17 valentinagil1 answered
Do not boil your nose where you do not work, the mother also needs love and happiness. She doesn't read what is written, whether she will enjoy it if she reads your writings on the net. This is her personal space, you forced yourself not to go in there. This is a world of the great and you don't understand many things. This is the choice and right of your Vanka. Do not command anyone's life, look after yourself. Maybe he's still with your father just because of you. As married to him, she can pay his debts tomorrow, even if she has not signed a contract just because she is married to him.
18 mario_casas_ answered
It's not right to spy on your mother and she doesn't do it anymore. And when you tell your aunt and others that your mother has a lover, so what. Nothing will change. After you've learned, maybe your father knows and doesn't care that his mothers cheat on him - his love is alcohol and gambling. So the "secret" is unlikely to lead to divorce, if that's what you're aiming for, and even if your split up, that's how it could change and improve your life.
19 ihatequotes answered
If your aunt is your mother's sister, talk to her, otherwise talk to your mother. In any case, you have considered the possible consequences soberly enough.
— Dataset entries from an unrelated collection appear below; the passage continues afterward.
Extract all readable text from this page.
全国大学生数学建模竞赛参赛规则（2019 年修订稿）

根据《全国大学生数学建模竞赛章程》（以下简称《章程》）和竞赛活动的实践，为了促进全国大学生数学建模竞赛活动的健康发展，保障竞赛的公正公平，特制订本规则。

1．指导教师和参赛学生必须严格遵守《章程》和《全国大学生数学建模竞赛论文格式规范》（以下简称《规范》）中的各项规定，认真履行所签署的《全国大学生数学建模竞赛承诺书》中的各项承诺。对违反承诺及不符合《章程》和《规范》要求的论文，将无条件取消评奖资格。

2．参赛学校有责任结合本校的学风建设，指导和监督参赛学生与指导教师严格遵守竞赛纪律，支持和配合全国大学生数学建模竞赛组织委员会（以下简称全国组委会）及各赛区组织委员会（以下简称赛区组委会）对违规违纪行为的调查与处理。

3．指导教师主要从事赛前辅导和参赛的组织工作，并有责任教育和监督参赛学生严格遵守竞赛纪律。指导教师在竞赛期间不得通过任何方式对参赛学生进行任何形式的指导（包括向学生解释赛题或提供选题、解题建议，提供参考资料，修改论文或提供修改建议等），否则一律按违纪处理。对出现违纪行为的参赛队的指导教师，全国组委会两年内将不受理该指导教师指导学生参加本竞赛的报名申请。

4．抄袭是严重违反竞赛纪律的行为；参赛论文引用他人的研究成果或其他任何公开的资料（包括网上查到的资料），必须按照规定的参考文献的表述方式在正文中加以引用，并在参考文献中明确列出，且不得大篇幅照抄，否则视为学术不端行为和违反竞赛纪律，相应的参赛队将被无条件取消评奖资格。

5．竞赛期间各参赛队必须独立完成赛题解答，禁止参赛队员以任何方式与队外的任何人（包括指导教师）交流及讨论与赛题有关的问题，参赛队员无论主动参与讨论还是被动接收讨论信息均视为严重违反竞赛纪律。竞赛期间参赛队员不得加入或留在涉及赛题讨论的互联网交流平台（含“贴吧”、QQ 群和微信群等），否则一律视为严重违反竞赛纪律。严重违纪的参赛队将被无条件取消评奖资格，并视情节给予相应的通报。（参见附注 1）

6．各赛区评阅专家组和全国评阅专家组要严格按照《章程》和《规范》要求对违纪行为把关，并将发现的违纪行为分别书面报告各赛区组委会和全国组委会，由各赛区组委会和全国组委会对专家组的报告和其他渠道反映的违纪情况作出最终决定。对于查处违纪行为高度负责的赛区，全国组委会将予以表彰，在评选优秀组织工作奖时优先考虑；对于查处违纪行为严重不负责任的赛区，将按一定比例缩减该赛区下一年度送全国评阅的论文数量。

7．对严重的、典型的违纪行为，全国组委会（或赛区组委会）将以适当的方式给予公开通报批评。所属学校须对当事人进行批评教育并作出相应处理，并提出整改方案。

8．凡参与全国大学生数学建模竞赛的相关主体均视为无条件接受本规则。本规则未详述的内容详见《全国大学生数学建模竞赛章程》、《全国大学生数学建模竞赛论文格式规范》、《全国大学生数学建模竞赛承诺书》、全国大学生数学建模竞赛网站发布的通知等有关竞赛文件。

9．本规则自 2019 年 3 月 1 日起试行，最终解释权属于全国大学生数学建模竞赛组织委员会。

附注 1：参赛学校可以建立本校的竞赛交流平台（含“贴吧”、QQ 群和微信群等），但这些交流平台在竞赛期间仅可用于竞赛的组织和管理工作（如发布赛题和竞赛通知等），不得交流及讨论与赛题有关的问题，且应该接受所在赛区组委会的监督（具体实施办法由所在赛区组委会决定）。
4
If there is a discussion with your mother, explain to her frankly how bad you feel about the situation in your home. You are her daughter and she should put you first.
1 evochkka answered
In your place, I would tell my aunt and give an ultimatum to expel my father or tell him. You have a chance with this information to get rid of the alcoholic at home. He does not give money, what is it for you? Otherwise, I support your mother in having a lover, but why not kick out the alcoholic?